Preceptação ou não há mesma necessidade, porque a opinião já dada independe de números e explicações?
O que será que levou o Corinthians a procurar Ronaldo ou a receber de braços abertos seus procuradores? Uma grande jogada de marketing, com Ronaldo jogando futebol muito longe do que nos acostumamos a ver?
Ou tem nos seus planos as duas coisas? Faturar, naturalmente, assim devem esperar, com a imagem do jogador, e tê-lo em campo junto com os demais contratados, correndo, lutando, marcando gols?
No dia 17 de novembro a Terra-Tv, com exclusividade, transmitiu o jogo entre amigos de Ronaldo e de Zidane, chamado de Jogo contra a Carestia, e quem se ligou na partida viu que, mesmo se tratando de quase uma brincadeira entre amigos, visando arrecadar fundos para instituições, viu que Ronaldo, visivelmente fora de forma, jogou apenas 22 minutos e pouco tocou na bola.
Depois da partida, o próprio Ronaldo disse que estava muito longe da forma minimamente ideal, e declarou a jornais italianos que ainda não havia decidido se continuaria ou não jogando como profissional.
De lá para cá, seguindo todas as orientações dos médicos, preparadores físicos e fisioterapeutas, Ronaldo pode ter melhorado bastante. Mas, pelo que se viu naquela partida, ainda assim estará longe de ser uma sombra do que já foi.

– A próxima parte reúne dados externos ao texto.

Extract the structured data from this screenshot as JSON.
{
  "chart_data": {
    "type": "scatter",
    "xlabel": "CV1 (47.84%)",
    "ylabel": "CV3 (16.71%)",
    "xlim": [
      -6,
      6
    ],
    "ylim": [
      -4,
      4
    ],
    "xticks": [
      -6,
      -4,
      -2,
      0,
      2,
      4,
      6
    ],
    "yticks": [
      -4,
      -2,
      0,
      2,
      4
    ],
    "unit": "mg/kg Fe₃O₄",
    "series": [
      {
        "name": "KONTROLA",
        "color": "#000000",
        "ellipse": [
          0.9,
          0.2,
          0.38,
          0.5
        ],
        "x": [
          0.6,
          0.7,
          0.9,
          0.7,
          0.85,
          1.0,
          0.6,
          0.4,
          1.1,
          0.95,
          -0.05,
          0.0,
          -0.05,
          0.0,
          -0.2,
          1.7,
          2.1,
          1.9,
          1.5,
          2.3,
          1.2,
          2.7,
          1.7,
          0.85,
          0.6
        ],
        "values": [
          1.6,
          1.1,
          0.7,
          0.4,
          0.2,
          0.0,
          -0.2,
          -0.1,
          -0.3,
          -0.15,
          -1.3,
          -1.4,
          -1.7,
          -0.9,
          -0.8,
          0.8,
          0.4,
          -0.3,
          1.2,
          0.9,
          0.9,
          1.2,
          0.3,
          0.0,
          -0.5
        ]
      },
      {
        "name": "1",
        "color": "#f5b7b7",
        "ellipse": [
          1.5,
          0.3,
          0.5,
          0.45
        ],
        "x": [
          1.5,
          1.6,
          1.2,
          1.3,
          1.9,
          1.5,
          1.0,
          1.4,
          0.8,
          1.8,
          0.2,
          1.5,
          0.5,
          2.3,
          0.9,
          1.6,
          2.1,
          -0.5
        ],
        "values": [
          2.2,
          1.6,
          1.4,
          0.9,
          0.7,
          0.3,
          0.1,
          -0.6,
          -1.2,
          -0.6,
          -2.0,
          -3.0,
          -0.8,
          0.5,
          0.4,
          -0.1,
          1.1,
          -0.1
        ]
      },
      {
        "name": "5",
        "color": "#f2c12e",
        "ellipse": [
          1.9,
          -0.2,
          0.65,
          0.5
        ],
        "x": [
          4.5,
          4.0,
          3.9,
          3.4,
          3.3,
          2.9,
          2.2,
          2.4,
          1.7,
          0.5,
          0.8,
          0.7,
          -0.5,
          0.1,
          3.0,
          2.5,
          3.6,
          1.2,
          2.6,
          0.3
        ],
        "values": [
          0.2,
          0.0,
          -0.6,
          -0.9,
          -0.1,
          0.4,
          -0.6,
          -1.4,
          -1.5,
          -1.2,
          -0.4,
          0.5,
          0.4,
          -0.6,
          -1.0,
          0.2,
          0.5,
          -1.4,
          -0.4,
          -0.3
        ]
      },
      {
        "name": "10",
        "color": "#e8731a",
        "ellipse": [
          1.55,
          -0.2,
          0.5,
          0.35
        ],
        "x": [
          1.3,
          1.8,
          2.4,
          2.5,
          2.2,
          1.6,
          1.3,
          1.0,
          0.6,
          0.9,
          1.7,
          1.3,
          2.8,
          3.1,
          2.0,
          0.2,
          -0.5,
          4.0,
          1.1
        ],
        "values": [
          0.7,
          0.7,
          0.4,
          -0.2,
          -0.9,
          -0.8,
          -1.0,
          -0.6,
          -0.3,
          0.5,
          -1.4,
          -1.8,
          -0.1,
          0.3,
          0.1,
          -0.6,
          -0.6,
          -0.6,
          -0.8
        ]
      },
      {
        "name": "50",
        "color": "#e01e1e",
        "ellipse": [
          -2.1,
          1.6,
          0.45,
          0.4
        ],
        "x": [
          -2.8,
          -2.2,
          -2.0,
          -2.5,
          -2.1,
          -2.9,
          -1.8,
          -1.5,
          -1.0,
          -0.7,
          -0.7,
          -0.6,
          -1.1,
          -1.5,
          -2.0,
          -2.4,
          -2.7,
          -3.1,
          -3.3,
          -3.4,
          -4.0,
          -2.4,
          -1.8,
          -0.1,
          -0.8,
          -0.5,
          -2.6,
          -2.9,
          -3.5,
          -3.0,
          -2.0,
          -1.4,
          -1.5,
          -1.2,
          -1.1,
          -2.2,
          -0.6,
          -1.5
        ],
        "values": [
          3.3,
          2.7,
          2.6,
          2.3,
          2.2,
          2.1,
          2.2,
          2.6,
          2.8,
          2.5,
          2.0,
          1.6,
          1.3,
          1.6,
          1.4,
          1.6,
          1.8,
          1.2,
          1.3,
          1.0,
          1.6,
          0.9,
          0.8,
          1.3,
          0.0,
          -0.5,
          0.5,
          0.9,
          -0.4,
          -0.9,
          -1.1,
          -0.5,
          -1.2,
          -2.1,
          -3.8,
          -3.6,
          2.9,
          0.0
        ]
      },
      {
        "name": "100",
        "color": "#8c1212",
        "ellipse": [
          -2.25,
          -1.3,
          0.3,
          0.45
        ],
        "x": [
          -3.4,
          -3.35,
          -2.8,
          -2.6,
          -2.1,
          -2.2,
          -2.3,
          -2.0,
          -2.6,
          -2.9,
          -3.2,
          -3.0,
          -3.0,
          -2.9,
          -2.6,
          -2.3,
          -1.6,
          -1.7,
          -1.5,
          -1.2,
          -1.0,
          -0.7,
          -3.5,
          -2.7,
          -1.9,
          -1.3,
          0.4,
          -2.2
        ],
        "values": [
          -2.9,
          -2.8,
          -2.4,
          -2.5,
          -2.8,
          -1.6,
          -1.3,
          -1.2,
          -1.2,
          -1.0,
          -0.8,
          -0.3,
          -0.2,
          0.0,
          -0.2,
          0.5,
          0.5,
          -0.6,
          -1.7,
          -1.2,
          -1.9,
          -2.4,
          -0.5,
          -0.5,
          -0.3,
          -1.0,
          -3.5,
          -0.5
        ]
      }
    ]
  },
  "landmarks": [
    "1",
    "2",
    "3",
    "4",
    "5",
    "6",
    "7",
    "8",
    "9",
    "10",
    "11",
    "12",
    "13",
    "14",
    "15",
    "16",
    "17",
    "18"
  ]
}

Ou, ainda mais, de disputar partidas oficiais sem desagradar aos torcdores.
Sempre com base no que fez naquela oportunidade, o acerto entre Ronaldo e o Corinthians está mais para a tentativa de uma grande jogada de marketing, do que para o time contar com um artilheiro.
O pouco já divulgado sobre o acerto, diz que o Corinthians não gastará nada do seu caixa e que as duas partes dividirão, provavelmente em partes iguais, o que a jogada de marketing conseguir faturar.
Uma boa? Um negócio ruim? Ou um contrato, digamos, de risco para Ronaldo e para o clube?
A primeira impressão é de que será bom para todos. Para o Corinthians, que ganhará bom dinheiro explorando a imagem do Fenômeno. Para Ronaldo, que também irá faturar, além de se manter na ativa, jogando o que puder para uma torcida fanática e quase tão grande quanto a do seu Flamengo. E, pelo menos no início, para a Fiel.
Mas, e se Ronaldo não conseguir produzir um mínimo possível à altura do seu prestígio e da expecttiva dos torcedores, como é que eles reagirão? Esta é uma dúvida que só o tempo responderá.
Será escalado apenas em alguns jogos ou em todos? Ficará no banco ou nem precisará aparecer?
E como reagirão seus companheiros, que ganharão bem menos, mesmo ouvindo que a grana de Ronaldo não vem da Folha de Pagamento? Dirão tudo bem, ou farão como aqueles de antigamente que mandavam Almir Pernambuquinho correr mais que eles, porque faturava mais?
Estas também são indagações que só terão resposta lá na frente, quando se poderá afirmar se contratação foi uma bomba, no bom sentido, ou uma grande bomba.